Dobbiamo notare con vivo rammarico che, nonostante l’attenzione riservata negli ultimi due decenni al tema della comunione, in Italia è andata aumentando sempre più la tendenza a comportamenti individualistici, nei quali l’unico centro è l’individuo e i suoi desideri. “Individualista è chi rifiuta di pensarsi all’interno di un gruppo, non creando relazioni e legami né sentendosi parte di un tutto”. L’individualismo è un potente ‘virus’ capace di insinuarsi anche all’interno della comunità ecclesiale che, per definizione e nascita, è il luogo dell’altruismo, dell’accoglienza e del sostegno a chi è nel bisogno. In essa le persone si sentono parte di un gruppo molto vasto, di una comunità che non può fare a meno del loro sostegno, della loro collaborazione e aiuto. Da un lato esiste il forte rischio, presente anche nel nostro territorio, di considerare la Chiesa come un’agenzia che eroga prettamente servizi, una sorta di enorme supermercato cui accostarsi in base ai bisogni del momento, senza sentirsi corresponsabili della sua vita e della sua crescita. Sorgono quindi una serie di problemi quando si cerca di far comprendere come questo modo di agire riduca la possibilità della comunità e non permetta di crescere. Anzi, deturpi la comunità stessa e la renda un mero gruppo senza alcuno scopo.

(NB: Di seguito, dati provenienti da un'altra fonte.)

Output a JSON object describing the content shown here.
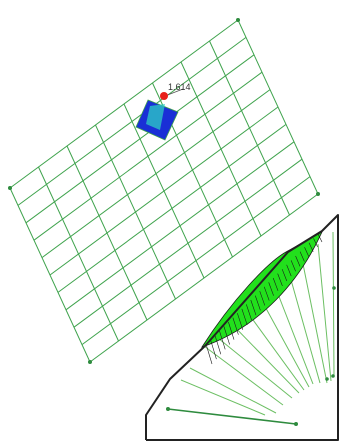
{
  "grid_view": {
    "value_label": "1.614",
    "grid_color": "#3fa34d",
    "node_color": "#2e8b3e",
    "marker_color": "#e8201a",
    "highlight_color": "#1a2fd6",
    "highlight_accent": "#2ecfc4"
  },
  "slip_view": {
    "boundary_color": "#222222",
    "slice_color": "#6cbf63",
    "failure_fill": "#22e01c",
    "hatch_color": "#1a1a1a",
    "anchor_color": "#2e8b3e"
  }
}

Dall’altro lato, è diffusa la tentazione di identificarsi con la propria comunità o con il proprio gruppo senza maturare un senso di appartenenza ecclesiale più ampio, non riuscendo a percepire come propri i problemi e gli obiettivi della Chiesa intera. Tante volte pensiamo solo al nostro, ci scandalizziamo se le persone non vengono al ‘nostro’ gruppo o vi si oppongono, senza avere il buon senso di alzare lo sguardo e comprendere come siano la comunità e la comunione a rischiare di essere distrutte. Demolita la comunione, non rimane niente se non un gruppo informe e macerie che non servono più a nulla se non a essere buttate via. E questo è il rischio anche di Trecate e di ogni città o paese. Siamo pronti a compiere battaglie, criticare, dividerci, distruggere la reputazione degli altri (laici o preti che siano), pur di salvaguardare la nostra tranquillità e la volontà di continuare a non impegnarci nella comunità. Alla fine è come se volessimo una comunità cristiana schiava delle nostre passioni e dei nostri sentimenti. Manca proprio il sentirsi parte di una realtà più ampia.
Il Concilio Vaticano II ricorda con schiettezza che la Chiesa è un’esperienza di comunione, che “riconosce a tutti i Battezzati che la compongono una vera uguaglianza nella dignità e chiede loro l’impegno alla corresponsabilità e alla condivisione delle risorse”. È, cioè, una Chiesa che vuole vivere e testimoniare la povertà evangelica, non perché rinuncia alle risorse materiali, ma perché non tiene nulla per sé e tutto rimette in circolazione, ridistribuendolo, moltiplicato, a chi è nel bisogno. Solo se ogni cristiano ricomincia a sentirsi impegnato in prima persona nella comunità, non guarda agli errori degli altri, ma sviluppa tutte le sue potenzialità che possono far crescere gli altri e la comunità intera, la Chiesa diventa credibile. È di moda attaccare la Chiesa senza capire che essa è composta di tanti mattoni: questi si chiamano ‘cristiani’, laici o preti, ma tutti cristiani. La Chiesa sbaglia perché i cristiani sbagliano. Spesso sottraggono le risorse delle proprie qualità, idee, doti alla comunità intera e, alla fine, anche a se stessi. Dobbiamo, con l’impegno di tutti, far sì che questa ispirazione resti viva, diventando sempre più un tratto caratterizzante anche la comunità ecclesiale di Trecate, per testimoniare al mondo la presenza di Cristo nella nostra vita e nelle nostre scelte quotidiane.